Meanwhile Malcourt and Miss Suydam were walking cautiously forward again, selecting every footstep as though treading on the crumbling edges of an abyss.
“It’s rather stupid that I never suspected it,” she said, musing aloud.
“Suspected what?”
“The existence of this other woman called Virginia Suydam. And I might have been mercifully ignorant of her until I died, if you had not looked at me and seen us both at once.”
“We all are that way.”
“Not all women, Louis. Have you found them so? You need not answer. There is in you, sometimes, a flash of infernal chivalry; do you know it? I can forgive you a great deal for it; even for discovering that other and not very staid person, so easily schooled, easily taught to respond; so easily thrilled, easily beguiled, easily caressed. Why, with her head falling back on your shoulder so readily, and her lips so lightly persuaded, one can scarcely believe her to have been untaught through all these years of dry convention and routine, or unaware of that depravity, latent, which it took your unerring faith and skill to discover and develop.”
“How far have I developed it?”
She bent her delicate head: “I believe I have already admitted your moderation.”
He shivered, walking forward without looking at her for a pace or two, then halted.
“Would you marry me?” he asked.
“I had rather not.
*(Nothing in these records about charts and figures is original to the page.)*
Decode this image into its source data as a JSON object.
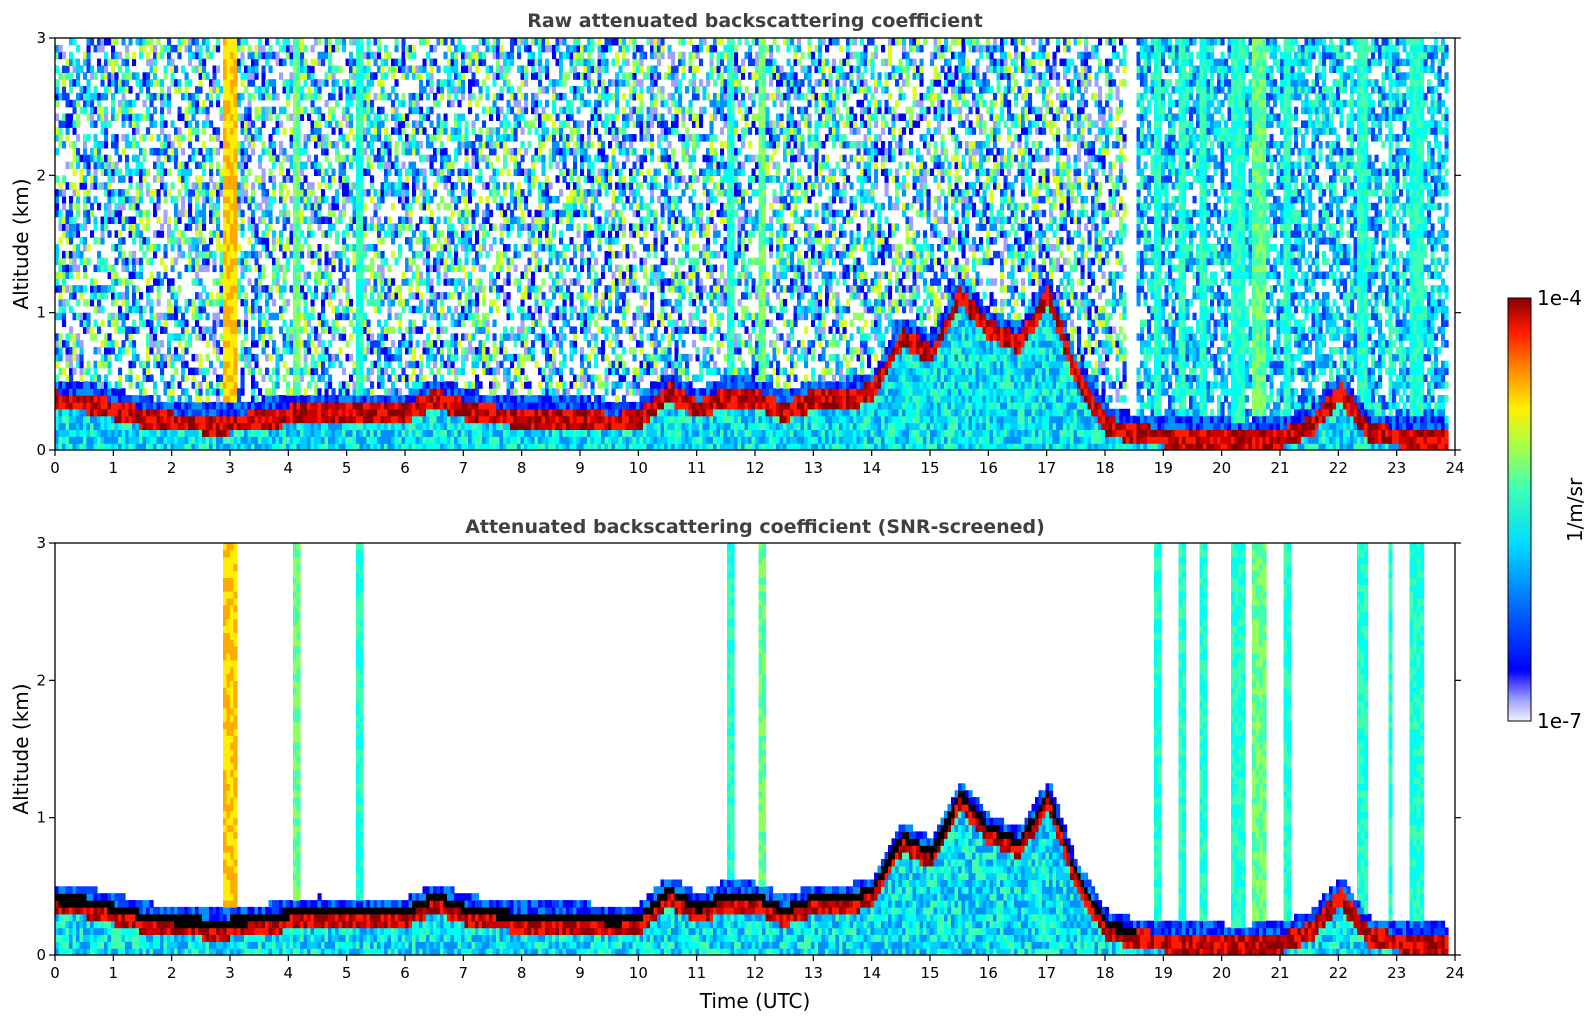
{
  "chart_data": [
    {
      "type": "heatmap",
      "title": "Raw attenuated backscattering coefficient",
      "xlabel": "",
      "ylabel": "Altitude (km)",
      "xlim": [
        0,
        24
      ],
      "ylim": [
        0,
        3
      ],
      "xticks": [
        "0",
        "1",
        "2",
        "3",
        "4",
        "5",
        "6",
        "7",
        "8",
        "9",
        "10",
        "11",
        "12",
        "13",
        "14",
        "15",
        "16",
        "17",
        "18",
        "19",
        "20",
        "21",
        "22",
        "23",
        "24"
      ],
      "yticks": [
        "0",
        "1",
        "2",
        "3"
      ],
      "screened": false,
      "boundary_layer_top_km": [
        [
          0,
          0.38
        ],
        [
          0.5,
          0.37
        ],
        [
          1,
          0.32
        ],
        [
          1.5,
          0.26
        ],
        [
          2,
          0.23
        ],
        [
          2.5,
          0.22
        ],
        [
          3,
          0.22
        ],
        [
          3.5,
          0.24
        ],
        [
          4,
          0.28
        ],
        [
          4.5,
          0.3
        ],
        [
          5,
          0.29
        ],
        [
          5.5,
          0.28
        ],
        [
          6,
          0.3
        ],
        [
          6.5,
          0.4
        ],
        [
          7,
          0.32
        ],
        [
          7.5,
          0.28
        ],
        [
          8,
          0.26
        ],
        [
          8.5,
          0.25
        ],
        [
          9,
          0.26
        ],
        [
          9.5,
          0.22
        ],
        [
          10,
          0.25
        ],
        [
          10.5,
          0.45
        ],
        [
          11,
          0.32
        ],
        [
          11.5,
          0.42
        ],
        [
          12,
          0.4
        ],
        [
          12.5,
          0.3
        ],
        [
          13,
          0.4
        ],
        [
          13.5,
          0.38
        ],
        [
          14,
          0.45
        ],
        [
          14.5,
          0.85
        ],
        [
          15,
          0.72
        ],
        [
          15.5,
          1.15
        ],
        [
          16,
          0.9
        ],
        [
          16.5,
          0.8
        ],
        [
          17,
          1.15
        ],
        [
          17.5,
          0.55
        ],
        [
          18,
          0.2
        ],
        [
          18.5,
          0.14
        ],
        [
          19,
          0.12
        ],
        [
          19.5,
          0.11
        ],
        [
          20,
          0.1
        ],
        [
          20.5,
          0.1
        ],
        [
          21,
          0.12
        ],
        [
          21.5,
          0.2
        ],
        [
          22,
          0.45
        ],
        [
          22.5,
          0.15
        ],
        [
          23,
          0.12
        ],
        [
          23.8,
          0.1
        ]
      ],
      "colorbar": {
        "min_label": "1e-7",
        "max_label": "1e-4",
        "label": "1/m/sr",
        "scale": "log",
        "min": 1e-07,
        "max": 0.0001,
        "colormap": "jet"
      }
    },
    {
      "type": "heatmap",
      "title": "Attenuated backscattering coefficient (SNR-screened)",
      "xlabel": "Time (UTC)",
      "ylabel": "Altitude (km)",
      "xlim": [
        0,
        24
      ],
      "ylim": [
        0,
        3
      ],
      "xticks": [
        "0",
        "1",
        "2",
        "3",
        "4",
        "5",
        "6",
        "7",
        "8",
        "9",
        "10",
        "11",
        "12",
        "13",
        "14",
        "15",
        "16",
        "17",
        "18",
        "19",
        "20",
        "21",
        "22",
        "23",
        "24"
      ],
      "yticks": [
        "0",
        "1",
        "2",
        "3"
      ],
      "screened": true,
      "boundary_layer_top_km": [
        [
          0,
          0.38
        ],
        [
          0.5,
          0.37
        ],
        [
          1,
          0.32
        ],
        [
          1.5,
          0.26
        ],
        [
          2,
          0.23
        ],
        [
          2.5,
          0.22
        ],
        [
          3,
          0.22
        ],
        [
          3.5,
          0.24
        ],
        [
          4,
          0.28
        ],
        [
          4.5,
          0.3
        ],
        [
          5,
          0.29
        ],
        [
          5.5,
          0.28
        ],
        [
          6,
          0.3
        ],
        [
          6.5,
          0.4
        ],
        [
          7,
          0.32
        ],
        [
          7.5,
          0.28
        ],
        [
          8,
          0.26
        ],
        [
          8.5,
          0.25
        ],
        [
          9,
          0.26
        ],
        [
          9.5,
          0.22
        ],
        [
          10,
          0.25
        ],
        [
          10.5,
          0.45
        ],
        [
          11,
          0.32
        ],
        [
          11.5,
          0.42
        ],
        [
          12,
          0.4
        ],
        [
          12.5,
          0.3
        ],
        [
          13,
          0.4
        ],
        [
          13.5,
          0.38
        ],
        [
          14,
          0.45
        ],
        [
          14.5,
          0.85
        ],
        [
          15,
          0.72
        ],
        [
          15.5,
          1.15
        ],
        [
          16,
          0.9
        ],
        [
          16.5,
          0.8
        ],
        [
          17,
          1.15
        ],
        [
          17.5,
          0.55
        ],
        [
          18,
          0.2
        ],
        [
          18.5,
          0.14
        ],
        [
          19,
          0.12
        ],
        [
          19.5,
          0.11
        ],
        [
          20,
          0.1
        ],
        [
          20.5,
          0.1
        ],
        [
          21,
          0.12
        ],
        [
          21.5,
          0.2
        ],
        [
          22,
          0.45
        ],
        [
          22.5,
          0.15
        ],
        [
          23,
          0.12
        ],
        [
          23.8,
          0.1
        ]
      ],
      "colorbar": {
        "min_label": "1e-7",
        "max_label": "1e-4",
        "label": "1/m/sr",
        "scale": "log",
        "min": 1e-07,
        "max": 0.0001,
        "colormap": "jet"
      }
    }
  ],
  "colorbar": {
    "max_label": "1e-4",
    "min_label": "1e-7",
    "label": "1/m/sr"
  }
}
You know it.”
“Why?—once again.”
“Because of my strange respect for that other woman that I am—or was.”
“Which always makes me regret my—moderation,” he said, wincing under the lash of her words. “But I’m not considering you! I’m considering the peace of mind of that other woman—not yours!” He took her in his arms, none too gently. “Not yours. I’d show no mercy to you\ There is only one kind of mercy you’d understand. Look into my eyes and admit it.”
“Yes,” she said.
“But your other self understands!”
“Why don’t you destroy her?”
“And let her die in her contempt for me? You ask too much—Virginia-that-I-know. If that other Virginia-that-I-don’t-know loved me, I’d kill this one, not the other!”
“Do you care for that one, Louis?”
“What answer shall I make?”
“The best you can without lying.”
“Then”—and being in his arms their eyes were close—“then I think I could love her if I had a chance. I don’t know. I can deny myself. They say that is the beginning. But I seldom do—very seldom. And that is the best answer I can give, and the truest.”
“Thank you.... And so you are going to leave me?”
“I am going North. Yes.”
“What am I to do?”
“Return to your other self and forget me.”
“Thank you again.... Do you know, Louis, that you have never once by hint or by look or by silence suggested that it was I who deliberately offered you the first provocation? That is another flicker of that infernal chivalry of yours.”